Well but what's with the values inbetween? Maybe you need 15MHz for some particular reason...
(a) There is the PLL and the timers which will allow you to generate in a very specific (and small!) frequency range some more values. But there is always this fundamental limit of discrete time..... sooner or later.
(b) Don't look so overcritical. What's in a frequency? What's Montague, what's Ca.. Oh sorry wrong track...
When you consider - say - a milisecond, then for 1 MHz 1000 "Highs" (and consequently 1000 "Lows") have to be transmitted. This is the reason an expensive frequency counter tells you :" 1.000.000 Hz". So why not cheat - just a little bit! One could omit each tenth "peak", so we have 9 Highs and Lows just as above and then an addition gap of 1µs.

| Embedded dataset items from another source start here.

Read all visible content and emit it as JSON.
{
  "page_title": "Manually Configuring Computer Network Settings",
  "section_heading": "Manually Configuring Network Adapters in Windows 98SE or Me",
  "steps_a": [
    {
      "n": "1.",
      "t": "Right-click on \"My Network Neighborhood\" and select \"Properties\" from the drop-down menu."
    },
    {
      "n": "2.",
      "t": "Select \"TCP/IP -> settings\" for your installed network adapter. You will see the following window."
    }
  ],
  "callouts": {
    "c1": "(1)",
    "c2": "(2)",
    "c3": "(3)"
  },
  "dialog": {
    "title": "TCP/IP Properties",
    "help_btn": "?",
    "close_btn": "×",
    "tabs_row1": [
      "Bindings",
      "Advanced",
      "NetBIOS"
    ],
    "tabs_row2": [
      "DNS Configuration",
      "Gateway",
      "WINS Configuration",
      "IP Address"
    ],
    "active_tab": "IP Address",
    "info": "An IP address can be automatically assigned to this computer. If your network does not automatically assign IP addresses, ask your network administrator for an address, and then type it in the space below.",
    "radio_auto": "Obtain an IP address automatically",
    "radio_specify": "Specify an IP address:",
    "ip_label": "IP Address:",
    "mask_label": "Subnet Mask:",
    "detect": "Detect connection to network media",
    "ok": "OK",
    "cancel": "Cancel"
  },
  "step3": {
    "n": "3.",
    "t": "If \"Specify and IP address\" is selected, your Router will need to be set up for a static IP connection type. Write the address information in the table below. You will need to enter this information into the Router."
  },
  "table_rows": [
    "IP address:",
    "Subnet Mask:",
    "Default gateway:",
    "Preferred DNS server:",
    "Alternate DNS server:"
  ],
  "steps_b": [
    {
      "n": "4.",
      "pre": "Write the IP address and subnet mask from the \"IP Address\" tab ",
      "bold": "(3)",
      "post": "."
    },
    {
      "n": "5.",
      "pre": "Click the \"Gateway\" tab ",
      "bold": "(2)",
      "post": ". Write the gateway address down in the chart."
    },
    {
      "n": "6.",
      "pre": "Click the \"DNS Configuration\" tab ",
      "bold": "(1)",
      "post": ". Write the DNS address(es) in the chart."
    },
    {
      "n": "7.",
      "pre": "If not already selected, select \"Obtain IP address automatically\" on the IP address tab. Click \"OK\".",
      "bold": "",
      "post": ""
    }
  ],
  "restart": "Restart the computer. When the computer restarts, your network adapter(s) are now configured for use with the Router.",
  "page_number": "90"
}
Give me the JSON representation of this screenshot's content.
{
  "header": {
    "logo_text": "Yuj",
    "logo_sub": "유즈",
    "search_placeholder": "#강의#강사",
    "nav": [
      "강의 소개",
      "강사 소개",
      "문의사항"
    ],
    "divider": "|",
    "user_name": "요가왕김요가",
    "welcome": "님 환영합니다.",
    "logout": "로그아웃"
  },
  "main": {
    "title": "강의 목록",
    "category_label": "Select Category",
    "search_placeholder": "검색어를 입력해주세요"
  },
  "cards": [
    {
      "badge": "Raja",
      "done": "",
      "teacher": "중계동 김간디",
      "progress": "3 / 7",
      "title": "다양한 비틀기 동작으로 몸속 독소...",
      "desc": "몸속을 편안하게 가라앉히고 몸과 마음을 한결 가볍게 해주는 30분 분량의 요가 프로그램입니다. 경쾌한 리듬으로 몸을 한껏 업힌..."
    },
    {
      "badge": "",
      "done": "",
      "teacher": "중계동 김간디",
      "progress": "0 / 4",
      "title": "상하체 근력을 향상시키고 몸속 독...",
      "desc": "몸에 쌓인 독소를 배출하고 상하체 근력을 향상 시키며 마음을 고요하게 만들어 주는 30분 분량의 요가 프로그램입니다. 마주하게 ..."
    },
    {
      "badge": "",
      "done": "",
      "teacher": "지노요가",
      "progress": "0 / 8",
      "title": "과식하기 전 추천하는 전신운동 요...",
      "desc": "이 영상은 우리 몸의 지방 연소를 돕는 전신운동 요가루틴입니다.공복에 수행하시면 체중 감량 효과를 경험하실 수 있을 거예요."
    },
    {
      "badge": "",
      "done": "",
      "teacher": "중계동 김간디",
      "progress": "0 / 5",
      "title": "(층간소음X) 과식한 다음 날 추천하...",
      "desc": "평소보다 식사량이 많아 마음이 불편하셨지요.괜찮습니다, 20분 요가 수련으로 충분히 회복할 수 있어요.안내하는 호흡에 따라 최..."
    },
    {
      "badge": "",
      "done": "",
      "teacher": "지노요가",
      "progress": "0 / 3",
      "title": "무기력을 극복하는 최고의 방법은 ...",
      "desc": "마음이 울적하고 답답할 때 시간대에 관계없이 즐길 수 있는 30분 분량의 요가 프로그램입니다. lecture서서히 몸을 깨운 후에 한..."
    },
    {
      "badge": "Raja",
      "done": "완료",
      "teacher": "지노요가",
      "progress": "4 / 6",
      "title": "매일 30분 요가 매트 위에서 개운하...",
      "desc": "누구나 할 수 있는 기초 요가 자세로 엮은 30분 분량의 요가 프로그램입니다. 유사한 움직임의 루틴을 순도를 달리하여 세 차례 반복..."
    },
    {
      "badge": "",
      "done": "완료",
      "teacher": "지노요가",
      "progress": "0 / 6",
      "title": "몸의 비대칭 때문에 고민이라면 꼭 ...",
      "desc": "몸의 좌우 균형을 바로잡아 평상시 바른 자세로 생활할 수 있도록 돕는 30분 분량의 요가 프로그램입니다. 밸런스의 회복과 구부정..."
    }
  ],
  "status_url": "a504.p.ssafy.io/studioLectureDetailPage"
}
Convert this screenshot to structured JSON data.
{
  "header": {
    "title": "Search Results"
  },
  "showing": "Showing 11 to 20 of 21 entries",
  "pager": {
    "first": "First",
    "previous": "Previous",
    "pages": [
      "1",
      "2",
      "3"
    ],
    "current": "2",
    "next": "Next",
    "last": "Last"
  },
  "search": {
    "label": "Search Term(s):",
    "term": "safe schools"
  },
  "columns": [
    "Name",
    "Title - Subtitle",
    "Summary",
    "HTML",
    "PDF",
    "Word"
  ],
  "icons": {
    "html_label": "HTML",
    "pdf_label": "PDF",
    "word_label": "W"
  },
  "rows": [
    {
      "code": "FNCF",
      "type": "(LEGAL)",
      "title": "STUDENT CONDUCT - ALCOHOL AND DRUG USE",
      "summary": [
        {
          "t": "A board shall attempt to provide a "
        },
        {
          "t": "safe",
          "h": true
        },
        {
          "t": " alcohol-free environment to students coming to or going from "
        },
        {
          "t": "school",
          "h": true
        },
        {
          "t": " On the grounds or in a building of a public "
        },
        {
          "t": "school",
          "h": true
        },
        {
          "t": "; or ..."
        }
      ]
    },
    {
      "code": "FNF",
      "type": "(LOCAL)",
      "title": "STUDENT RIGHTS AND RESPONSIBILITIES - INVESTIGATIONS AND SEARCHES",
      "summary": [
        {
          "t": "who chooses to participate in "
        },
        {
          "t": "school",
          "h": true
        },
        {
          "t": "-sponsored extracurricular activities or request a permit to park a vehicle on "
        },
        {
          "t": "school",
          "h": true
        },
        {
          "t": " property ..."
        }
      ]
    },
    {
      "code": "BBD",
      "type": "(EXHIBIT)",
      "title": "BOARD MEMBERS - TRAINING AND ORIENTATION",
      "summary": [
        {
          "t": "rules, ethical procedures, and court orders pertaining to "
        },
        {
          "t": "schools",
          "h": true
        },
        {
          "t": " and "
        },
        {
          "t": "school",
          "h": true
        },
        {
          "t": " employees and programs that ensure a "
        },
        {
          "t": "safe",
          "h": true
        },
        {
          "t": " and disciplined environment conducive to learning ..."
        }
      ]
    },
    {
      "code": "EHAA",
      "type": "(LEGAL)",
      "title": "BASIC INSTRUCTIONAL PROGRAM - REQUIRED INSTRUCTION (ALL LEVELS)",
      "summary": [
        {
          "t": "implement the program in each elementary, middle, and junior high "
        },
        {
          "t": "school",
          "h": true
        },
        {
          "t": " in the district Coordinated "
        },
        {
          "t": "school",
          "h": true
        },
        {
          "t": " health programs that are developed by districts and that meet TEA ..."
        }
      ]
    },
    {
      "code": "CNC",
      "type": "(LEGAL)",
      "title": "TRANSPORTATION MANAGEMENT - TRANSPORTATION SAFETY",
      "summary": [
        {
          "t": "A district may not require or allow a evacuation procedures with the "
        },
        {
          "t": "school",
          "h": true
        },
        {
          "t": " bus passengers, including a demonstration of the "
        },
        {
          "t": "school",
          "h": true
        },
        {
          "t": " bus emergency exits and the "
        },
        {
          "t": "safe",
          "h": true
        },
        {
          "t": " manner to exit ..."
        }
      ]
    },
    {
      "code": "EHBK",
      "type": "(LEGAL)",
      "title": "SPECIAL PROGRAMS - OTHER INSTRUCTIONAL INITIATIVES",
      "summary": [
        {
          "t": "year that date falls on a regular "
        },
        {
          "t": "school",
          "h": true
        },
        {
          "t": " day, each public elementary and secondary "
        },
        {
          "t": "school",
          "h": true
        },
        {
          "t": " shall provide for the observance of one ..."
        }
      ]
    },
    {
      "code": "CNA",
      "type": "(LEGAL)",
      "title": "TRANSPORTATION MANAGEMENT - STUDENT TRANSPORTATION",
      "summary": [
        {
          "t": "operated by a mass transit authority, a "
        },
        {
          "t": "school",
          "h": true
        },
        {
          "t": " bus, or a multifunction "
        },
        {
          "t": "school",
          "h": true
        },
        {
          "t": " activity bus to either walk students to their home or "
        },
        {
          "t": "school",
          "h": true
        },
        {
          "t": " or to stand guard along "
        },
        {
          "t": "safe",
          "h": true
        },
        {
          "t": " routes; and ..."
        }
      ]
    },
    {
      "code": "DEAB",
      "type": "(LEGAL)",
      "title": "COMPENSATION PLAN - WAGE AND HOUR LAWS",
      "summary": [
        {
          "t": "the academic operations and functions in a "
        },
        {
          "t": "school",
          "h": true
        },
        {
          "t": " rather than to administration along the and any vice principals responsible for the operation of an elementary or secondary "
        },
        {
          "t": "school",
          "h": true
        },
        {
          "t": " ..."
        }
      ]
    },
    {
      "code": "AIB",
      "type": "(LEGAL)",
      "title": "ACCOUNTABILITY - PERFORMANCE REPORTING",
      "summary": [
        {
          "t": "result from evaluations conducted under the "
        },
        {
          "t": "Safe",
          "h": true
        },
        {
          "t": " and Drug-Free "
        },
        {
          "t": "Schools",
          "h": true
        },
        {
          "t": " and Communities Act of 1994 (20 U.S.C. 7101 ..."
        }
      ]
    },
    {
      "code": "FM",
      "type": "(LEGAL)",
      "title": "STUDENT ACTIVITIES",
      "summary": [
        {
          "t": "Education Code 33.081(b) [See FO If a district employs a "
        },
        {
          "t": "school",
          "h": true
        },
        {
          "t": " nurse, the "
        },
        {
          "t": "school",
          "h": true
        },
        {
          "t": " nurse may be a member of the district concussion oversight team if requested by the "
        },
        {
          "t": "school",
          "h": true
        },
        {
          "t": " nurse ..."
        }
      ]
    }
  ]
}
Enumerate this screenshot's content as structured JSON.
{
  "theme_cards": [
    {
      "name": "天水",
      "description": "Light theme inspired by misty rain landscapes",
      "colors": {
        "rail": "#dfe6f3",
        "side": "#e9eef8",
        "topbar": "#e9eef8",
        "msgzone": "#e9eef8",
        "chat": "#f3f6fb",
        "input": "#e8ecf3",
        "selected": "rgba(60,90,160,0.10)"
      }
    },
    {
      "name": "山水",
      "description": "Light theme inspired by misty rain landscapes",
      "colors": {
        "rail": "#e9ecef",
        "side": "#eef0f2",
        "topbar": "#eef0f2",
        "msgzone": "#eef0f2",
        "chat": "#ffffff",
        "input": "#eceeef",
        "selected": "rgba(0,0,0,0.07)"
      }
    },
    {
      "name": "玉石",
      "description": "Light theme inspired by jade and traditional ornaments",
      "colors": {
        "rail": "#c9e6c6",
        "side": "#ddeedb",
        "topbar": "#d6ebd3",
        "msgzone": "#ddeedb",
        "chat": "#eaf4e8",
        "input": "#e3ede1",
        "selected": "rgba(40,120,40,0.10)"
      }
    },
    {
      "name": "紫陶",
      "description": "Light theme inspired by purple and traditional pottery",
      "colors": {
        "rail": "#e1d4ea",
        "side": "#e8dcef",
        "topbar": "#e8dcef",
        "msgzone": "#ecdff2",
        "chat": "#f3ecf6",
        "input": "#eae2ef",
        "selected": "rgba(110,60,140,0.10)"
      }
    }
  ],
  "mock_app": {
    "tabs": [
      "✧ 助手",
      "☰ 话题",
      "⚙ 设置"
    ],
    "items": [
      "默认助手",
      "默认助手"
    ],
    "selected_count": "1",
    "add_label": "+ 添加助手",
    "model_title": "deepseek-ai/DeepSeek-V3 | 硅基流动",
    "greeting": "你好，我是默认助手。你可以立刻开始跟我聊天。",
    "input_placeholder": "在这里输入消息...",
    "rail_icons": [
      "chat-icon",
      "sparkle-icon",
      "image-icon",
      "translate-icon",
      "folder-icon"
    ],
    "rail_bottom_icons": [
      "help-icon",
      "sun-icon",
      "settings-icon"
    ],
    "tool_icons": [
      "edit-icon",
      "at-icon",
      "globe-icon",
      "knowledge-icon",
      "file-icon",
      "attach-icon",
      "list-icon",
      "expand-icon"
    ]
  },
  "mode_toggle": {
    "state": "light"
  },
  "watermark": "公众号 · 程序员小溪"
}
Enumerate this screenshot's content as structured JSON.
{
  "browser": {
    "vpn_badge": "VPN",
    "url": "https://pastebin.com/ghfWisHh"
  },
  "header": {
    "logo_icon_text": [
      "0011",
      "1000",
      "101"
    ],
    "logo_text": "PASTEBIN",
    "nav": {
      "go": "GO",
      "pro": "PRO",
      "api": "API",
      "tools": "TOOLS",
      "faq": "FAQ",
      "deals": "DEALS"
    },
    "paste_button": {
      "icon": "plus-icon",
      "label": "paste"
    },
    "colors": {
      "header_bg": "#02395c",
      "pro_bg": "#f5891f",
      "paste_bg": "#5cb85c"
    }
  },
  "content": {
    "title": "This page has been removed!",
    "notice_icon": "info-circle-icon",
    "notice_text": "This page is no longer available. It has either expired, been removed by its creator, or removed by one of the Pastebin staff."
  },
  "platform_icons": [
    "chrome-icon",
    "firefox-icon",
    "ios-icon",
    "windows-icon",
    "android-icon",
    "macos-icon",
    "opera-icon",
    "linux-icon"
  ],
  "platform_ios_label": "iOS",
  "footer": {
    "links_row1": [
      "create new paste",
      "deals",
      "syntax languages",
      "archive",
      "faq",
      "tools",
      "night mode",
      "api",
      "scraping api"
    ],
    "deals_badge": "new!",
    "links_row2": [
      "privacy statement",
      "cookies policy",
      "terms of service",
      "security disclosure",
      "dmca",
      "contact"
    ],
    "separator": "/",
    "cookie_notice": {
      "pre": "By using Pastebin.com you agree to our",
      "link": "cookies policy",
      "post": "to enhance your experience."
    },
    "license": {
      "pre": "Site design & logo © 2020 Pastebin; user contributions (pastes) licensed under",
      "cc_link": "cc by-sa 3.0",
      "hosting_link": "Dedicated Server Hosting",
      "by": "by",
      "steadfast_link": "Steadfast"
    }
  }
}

Who cares?
The stupid frequency counter will say "900.000 Hz".
People with musical ears however will not like it.
That is the background of David's question: How to generate such a detailed signal in the first place (are the counters sufficient?) and will it be "compliant" enough for more things but to trick a stupid frequency counter....
Post Edited (deSilva) : 3/6/2008 12:46:41 AM GMT
I have a good spectrum analyzer. I may have a look at the counter output physically just to see how bad it is.
Thanks for the feedback Gentlemen...
David
Between those values exist options, i.e. you have 230 counter settings to choose from between 40 and 20 MHz. The SIGNAL however will look most of the time just as an 40 MHz signal!
And than - surprise, surprise! - there is a "glitch". And than it goes on with 40 MHz...
You can indeed select: 39,999,999 Hz. The "glitch" distinguishing this from a 40 MHz signal will occur around each second....
Just to make this clear: We are obviously not talking of 40 MHz, but of the whatever clock that is derived from the specific crystal at the given temperature!
It should be perfect if done in quadrature, that is, having sine and cosine phases for each of the two tones,
Otherwise, you will probably end up with a mix of the sum and difference frequencies which will not be
a perfect square wave.
Thus if you can make a pure "tone" within 2.5 Mhz of 27 Mhz, then you should be able to synthesize all the CB frequencies
if you wanted to for a project, for example.